Malcolm Turnbull's unqualified commitment to the U.S. in North Korea, apart from being undemocratic, may well be suicidal. Dr Binoy Kampmark reports.
OVER HIS TIME in the glare of public office, former Prime Minister Kevin Rudd has had the occasional moment of lucid penetration.
Outside office, these moments have become stronger. Over North Korea, for instance, Rudd has little time to bite. Bluff, bluster and acts of hyperventilation are what matter to the regime in Pyongyang.
But of greater concern was Prime Minister Malcolm Turnbull’s unqualified commitment to any U.S. engagement with North Korea.
This concern came with good reason.
In the leaked transcript of that scolding, and even scalding, phone encounter between U.S. President Donald Trump and Turnbull in January, Turnbull had already made a collective commitment masquerading as a personal one:
“You can count on me. I will be there again and again.”

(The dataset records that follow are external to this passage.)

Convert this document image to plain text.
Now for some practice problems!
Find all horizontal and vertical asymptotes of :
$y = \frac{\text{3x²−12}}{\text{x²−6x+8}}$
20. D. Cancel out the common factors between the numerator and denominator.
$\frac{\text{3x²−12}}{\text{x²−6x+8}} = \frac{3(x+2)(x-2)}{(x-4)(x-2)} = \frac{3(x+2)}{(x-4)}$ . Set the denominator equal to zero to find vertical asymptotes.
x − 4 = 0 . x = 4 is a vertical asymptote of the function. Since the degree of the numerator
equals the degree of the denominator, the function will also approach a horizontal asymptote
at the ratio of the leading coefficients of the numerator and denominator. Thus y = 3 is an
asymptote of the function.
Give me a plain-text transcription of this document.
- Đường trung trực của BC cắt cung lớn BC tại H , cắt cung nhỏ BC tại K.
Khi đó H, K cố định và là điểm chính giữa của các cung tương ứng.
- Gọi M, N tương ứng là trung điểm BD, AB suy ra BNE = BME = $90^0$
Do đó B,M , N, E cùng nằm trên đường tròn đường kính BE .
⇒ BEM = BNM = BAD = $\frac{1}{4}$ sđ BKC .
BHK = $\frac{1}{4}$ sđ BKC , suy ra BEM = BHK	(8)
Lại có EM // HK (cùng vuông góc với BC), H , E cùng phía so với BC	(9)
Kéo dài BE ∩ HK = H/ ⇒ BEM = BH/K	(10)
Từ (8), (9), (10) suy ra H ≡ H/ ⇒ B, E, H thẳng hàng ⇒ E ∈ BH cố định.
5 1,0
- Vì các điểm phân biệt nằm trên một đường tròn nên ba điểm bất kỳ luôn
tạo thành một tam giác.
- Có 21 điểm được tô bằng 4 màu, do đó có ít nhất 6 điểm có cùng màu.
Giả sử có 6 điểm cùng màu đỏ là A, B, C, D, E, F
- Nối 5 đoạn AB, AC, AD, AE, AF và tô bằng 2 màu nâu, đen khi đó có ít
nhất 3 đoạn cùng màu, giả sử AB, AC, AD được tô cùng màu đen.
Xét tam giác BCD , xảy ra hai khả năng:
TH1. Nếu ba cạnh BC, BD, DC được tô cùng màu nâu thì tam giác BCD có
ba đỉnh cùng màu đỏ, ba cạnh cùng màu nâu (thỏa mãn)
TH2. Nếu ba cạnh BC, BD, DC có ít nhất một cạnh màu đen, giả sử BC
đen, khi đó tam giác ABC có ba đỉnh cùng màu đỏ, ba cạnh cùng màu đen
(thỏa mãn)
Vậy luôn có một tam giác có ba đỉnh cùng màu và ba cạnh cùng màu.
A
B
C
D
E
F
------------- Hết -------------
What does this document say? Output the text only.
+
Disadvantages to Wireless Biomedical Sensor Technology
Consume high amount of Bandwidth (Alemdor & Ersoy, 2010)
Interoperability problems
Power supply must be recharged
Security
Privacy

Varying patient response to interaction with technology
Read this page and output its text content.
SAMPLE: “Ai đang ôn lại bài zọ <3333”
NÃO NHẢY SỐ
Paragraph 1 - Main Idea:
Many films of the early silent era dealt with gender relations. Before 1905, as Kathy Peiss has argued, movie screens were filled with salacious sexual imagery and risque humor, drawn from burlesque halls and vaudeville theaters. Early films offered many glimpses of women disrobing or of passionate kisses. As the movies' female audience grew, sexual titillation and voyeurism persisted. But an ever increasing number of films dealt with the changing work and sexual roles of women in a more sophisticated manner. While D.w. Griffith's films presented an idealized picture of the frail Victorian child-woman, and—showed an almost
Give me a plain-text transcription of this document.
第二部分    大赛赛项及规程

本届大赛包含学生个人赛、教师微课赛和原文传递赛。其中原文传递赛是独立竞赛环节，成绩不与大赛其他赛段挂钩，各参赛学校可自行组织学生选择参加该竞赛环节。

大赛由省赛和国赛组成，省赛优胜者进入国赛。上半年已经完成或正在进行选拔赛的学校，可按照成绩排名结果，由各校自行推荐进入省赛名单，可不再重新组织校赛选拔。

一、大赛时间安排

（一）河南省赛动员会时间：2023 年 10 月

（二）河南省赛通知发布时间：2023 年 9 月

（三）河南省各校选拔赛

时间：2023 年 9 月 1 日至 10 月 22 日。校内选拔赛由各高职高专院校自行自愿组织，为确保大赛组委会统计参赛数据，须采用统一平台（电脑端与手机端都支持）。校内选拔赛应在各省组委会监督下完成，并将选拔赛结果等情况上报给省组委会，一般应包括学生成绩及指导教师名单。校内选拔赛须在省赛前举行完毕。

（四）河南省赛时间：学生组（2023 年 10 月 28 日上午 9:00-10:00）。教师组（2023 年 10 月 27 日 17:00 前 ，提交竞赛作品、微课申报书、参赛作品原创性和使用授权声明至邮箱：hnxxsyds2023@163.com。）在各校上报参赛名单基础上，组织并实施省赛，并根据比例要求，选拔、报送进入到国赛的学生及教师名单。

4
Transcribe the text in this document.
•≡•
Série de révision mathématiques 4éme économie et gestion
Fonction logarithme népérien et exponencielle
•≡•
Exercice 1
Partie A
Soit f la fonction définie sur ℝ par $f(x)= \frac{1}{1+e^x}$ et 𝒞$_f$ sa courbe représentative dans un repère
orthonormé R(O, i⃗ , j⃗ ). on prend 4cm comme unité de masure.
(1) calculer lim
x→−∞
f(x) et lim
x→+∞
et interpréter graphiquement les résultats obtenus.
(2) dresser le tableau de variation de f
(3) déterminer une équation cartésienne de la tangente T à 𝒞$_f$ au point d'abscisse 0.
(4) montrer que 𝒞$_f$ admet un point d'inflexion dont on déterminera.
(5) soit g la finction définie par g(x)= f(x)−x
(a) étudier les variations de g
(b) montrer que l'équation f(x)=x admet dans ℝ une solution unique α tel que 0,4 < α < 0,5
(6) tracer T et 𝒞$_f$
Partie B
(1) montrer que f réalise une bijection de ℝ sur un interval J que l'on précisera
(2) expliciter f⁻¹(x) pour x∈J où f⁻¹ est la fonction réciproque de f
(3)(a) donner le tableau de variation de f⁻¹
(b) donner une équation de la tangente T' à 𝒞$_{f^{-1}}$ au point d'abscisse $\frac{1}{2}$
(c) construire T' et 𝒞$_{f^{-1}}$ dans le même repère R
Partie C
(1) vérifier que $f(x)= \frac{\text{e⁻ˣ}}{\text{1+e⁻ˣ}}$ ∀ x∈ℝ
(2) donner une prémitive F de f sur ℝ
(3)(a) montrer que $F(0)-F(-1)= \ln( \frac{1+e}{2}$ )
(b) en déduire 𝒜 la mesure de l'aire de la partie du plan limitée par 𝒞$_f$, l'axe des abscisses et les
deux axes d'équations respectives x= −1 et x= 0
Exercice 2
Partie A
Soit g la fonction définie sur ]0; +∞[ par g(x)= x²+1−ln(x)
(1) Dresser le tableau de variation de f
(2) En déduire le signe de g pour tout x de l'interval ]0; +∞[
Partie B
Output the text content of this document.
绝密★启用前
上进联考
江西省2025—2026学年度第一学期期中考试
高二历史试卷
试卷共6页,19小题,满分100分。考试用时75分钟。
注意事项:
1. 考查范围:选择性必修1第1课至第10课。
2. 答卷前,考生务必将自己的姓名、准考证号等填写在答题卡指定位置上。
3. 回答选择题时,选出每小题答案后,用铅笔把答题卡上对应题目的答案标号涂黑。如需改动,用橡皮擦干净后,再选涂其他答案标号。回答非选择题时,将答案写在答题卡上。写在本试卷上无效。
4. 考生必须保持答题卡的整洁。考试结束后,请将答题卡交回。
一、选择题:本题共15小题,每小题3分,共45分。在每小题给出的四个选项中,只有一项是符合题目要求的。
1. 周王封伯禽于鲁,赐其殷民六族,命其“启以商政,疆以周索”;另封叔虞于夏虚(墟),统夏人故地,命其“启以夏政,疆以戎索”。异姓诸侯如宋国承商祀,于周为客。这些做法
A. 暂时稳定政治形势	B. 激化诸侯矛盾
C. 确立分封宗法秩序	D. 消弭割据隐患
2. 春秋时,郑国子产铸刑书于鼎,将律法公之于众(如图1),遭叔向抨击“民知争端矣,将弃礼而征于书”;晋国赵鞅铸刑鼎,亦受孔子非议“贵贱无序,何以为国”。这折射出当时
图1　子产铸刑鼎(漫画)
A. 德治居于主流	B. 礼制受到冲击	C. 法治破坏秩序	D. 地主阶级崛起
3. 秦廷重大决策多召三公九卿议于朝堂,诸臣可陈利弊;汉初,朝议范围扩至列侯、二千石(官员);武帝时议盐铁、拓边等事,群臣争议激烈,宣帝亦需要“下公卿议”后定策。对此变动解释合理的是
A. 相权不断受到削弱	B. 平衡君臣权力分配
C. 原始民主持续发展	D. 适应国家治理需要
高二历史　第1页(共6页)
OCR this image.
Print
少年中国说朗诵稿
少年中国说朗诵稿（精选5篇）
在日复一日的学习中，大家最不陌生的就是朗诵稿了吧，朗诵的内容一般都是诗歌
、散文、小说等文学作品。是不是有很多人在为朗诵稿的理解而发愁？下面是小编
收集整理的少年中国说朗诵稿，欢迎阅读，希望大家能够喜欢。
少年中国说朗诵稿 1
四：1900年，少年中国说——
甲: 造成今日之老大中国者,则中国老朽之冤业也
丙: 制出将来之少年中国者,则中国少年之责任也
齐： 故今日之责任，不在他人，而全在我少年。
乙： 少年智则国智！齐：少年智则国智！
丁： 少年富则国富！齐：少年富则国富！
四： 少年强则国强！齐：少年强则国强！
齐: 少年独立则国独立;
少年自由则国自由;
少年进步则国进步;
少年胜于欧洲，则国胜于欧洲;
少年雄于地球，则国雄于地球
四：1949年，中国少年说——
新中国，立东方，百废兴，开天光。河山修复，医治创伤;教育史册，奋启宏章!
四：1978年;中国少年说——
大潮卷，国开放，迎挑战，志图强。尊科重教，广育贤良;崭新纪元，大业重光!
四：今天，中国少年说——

On Friday, on the airwaves of 3AW radio, the Prime Minister continued this obeisance, deciding to surgically jam Australia – at least in a symbolic way – to the U.S. body politic.
“Be under no misapprehension — in terms of defence we are joined at the hip.”
Again, the document that has been more trouble than is worth – the ANZUS Treaty – featured.
“If there is an attack on the United States by North Korea, then the ANZUS Treaty will be invoked and Australia will come to the aid of the United States, just as if there was an attack on Australia, the United States would come to our aid.”
Rudd, speaking from New York, said:
“My response to that statement when I first saw it on the weekend was simply ‘Good God, have the conservatives learnt nothing from the Iraq experience?’”
For Rudd, the legacy of history for the current Government was pulsing — and unpleasantly.
“You never as an Australian prime minister, as an ally of the United States, give the Americans, before the event, a blank cheque.”
The play of events on Monday morning took another turn with Defence Industry Minister, Christopher Pyne, suggesting that the ANZUS Treaty would “immediately come into play” only in the event of a “conflagration” in the Korean Peninsula. But how that play unfolds is a question for some hair splitting pedants.
A word thrown about in relation to this is the fairly redundant term “consultation”. This, explains Pyne, is the necessary prelude “about any assistance we can provide and if that assistance is in our best interests”. If Guam was attacked, claimed Turnbull, aid would be afforded to Washington depending “on the circumstances and the consultation with our allies”.
The word is important, since it gives the impression that officials in Canberra are, somehow more than an embellished desk of the U.S. State Department, sovereign beings of independent thought and application. To "consult" entails a conferral between matched equals, a genuine appraisal of the situation that considers the affairs of both states.
The word “consult” appears in the 1951 ANZUS Treaty itself:
''The parties shall consult together whenever in the opinion of any of them the territorial integrity, political independence or security of any of the parties is threatened in the Pacific.''
In the ANZUS context, it is a crafty, weasel word and one that has seen the citizens of an imperial outpost used as fodder for the enterprises of the self-proclaimed Grand Imperium of the Free World. Whether it be Vietnam through the 1960s to quell a nationalist insurrection, or a range of Cold War deployments to do the same; be it blood soaked Middle East adventurism, the Australian "Ghurkha" will be there, deployable at an instant after a flash consultation.
Even the mild mannered prose of a Parliamentary report assessing ANZUS after 50 years would note the obvious 'disparity in power and influence between the partners'. The authors, Gary Brown and Laura Rayner, admitted that managing that disparity is 'the major issue of the alliance'.
Having stated that sensible point, the authors become fabulists:
'There is no guarantee that without the security that ANZUS has provided Australia would not have developed as an inward looking, less open and more xenophobic society, a sort of apartheid-era South Africa in the South Pacific.''
One dare but dream.
It is plausible that one of the greatest flaws of the Westminster system is its over-reliance on the Crown’s prerogative in deciding when and with whom one buddies up in the next bloody affair. A matter that is bound to take the lives of Australians – and make Australians take the lives of others – is surely a matter of their representatives, those oft confused darlings in Parliament? Senator Nick Xenophon certainly thinks so.
But on this score, Australian governments remain mind-shutting in their defiance, refusing to take the temperature of their electorate, while bowing to the broader need of their muscular guardian across the Pacific.
That refusal to even entertain such consultation, apart from being supremely undemocratic, may well suicidal.